Ia para escrever os homens ainda tratam as mulheres
como se fossem animais domésticos sem que o meu pensamento
fosse buscar aquele pastor de mulheres carentes.
Aquele tratador sempre pronto e atencioso
a segurar a trela da oportunidade
para prender na coleira das mulheres perdidas
com murmúrios de coragem a incitá-las a mudar de vida.
Ia escrever sobre as mulheres que se deixam passear
num jardim mal tratado com flores pisadas
que já foram beijos respeitados por homens honestos
mas o jardineiro mentiroso a vir ao caminho destas palavras
numa noite de intriga a mudar o sentido
do que penso sobre as mulheres que nunca se importam
de viver como animais domésticos e a oferecerem
o colar do pescoço para que lhes seja colocada a trela da ilusão
e sejam guiadas pelo fundo das noites em exposições de labirinto.
Também tu, enquanto os outros ocuparem a tua vida
com o seu passado a renovar-se numa ânsia de tortura,
também tu ia agora escrever, como poderás viver por ti
se a colecção de boas intenções que mostras aos outros
parece um almanaque ultrapassado
e o respeito que possas cobrar pela obra afectiva
será sempre uma moeda antiga fora de circulação?

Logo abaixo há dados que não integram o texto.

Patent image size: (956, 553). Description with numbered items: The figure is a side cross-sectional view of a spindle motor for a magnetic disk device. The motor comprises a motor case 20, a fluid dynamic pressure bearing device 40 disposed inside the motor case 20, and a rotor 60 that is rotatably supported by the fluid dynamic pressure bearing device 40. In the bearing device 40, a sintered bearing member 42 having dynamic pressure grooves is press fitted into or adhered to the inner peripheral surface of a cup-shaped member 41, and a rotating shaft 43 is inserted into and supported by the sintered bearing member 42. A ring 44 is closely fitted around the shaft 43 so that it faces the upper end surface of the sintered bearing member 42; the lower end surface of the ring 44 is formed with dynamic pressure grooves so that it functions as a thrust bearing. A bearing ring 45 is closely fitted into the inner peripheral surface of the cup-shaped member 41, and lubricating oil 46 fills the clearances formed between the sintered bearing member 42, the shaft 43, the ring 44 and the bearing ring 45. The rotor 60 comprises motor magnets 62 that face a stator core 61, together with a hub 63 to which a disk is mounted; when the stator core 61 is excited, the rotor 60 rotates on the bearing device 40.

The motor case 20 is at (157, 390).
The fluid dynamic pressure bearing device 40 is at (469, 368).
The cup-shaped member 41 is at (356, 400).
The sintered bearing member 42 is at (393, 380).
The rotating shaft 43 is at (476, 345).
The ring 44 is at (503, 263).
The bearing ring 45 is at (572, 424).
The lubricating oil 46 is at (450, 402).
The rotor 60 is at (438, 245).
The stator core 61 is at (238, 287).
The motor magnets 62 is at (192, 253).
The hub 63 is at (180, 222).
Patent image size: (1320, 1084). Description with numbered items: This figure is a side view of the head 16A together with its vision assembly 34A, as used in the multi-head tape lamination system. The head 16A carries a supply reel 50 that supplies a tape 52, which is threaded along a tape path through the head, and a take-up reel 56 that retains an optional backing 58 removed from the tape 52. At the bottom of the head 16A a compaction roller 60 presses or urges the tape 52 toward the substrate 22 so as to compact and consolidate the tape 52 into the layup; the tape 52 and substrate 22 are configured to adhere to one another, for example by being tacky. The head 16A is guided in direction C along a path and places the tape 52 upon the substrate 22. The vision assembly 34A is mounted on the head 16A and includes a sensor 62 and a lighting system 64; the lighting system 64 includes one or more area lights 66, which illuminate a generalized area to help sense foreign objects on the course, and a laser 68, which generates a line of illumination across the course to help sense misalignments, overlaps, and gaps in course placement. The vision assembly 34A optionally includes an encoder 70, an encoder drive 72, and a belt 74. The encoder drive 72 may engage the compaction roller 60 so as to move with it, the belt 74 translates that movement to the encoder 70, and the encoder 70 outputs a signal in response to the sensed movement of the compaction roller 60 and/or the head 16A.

Estava para escrever como pode uma mulher amar alguém
se dentro dela não sente o que os outros sentem por ela,
tudo numa complicação de trelas e coleiras elegantes
como as palavras desse tratador de mulheres domésticas
a pastar as suas tristezas nos seus domínios de cultura perversa.
E eu a escrever para me ajudar a esquecer que essas mulheres existem
e no meu pensamento com muito cuidado a escolher as palavras
onde os outros se vão olhar no espelho.
Talvez uma noite não demasiado pesada eu possa compreender
porque é que as mulheres têm esta tendência
de destruir o seu lado interior com o exterior de si mesmas.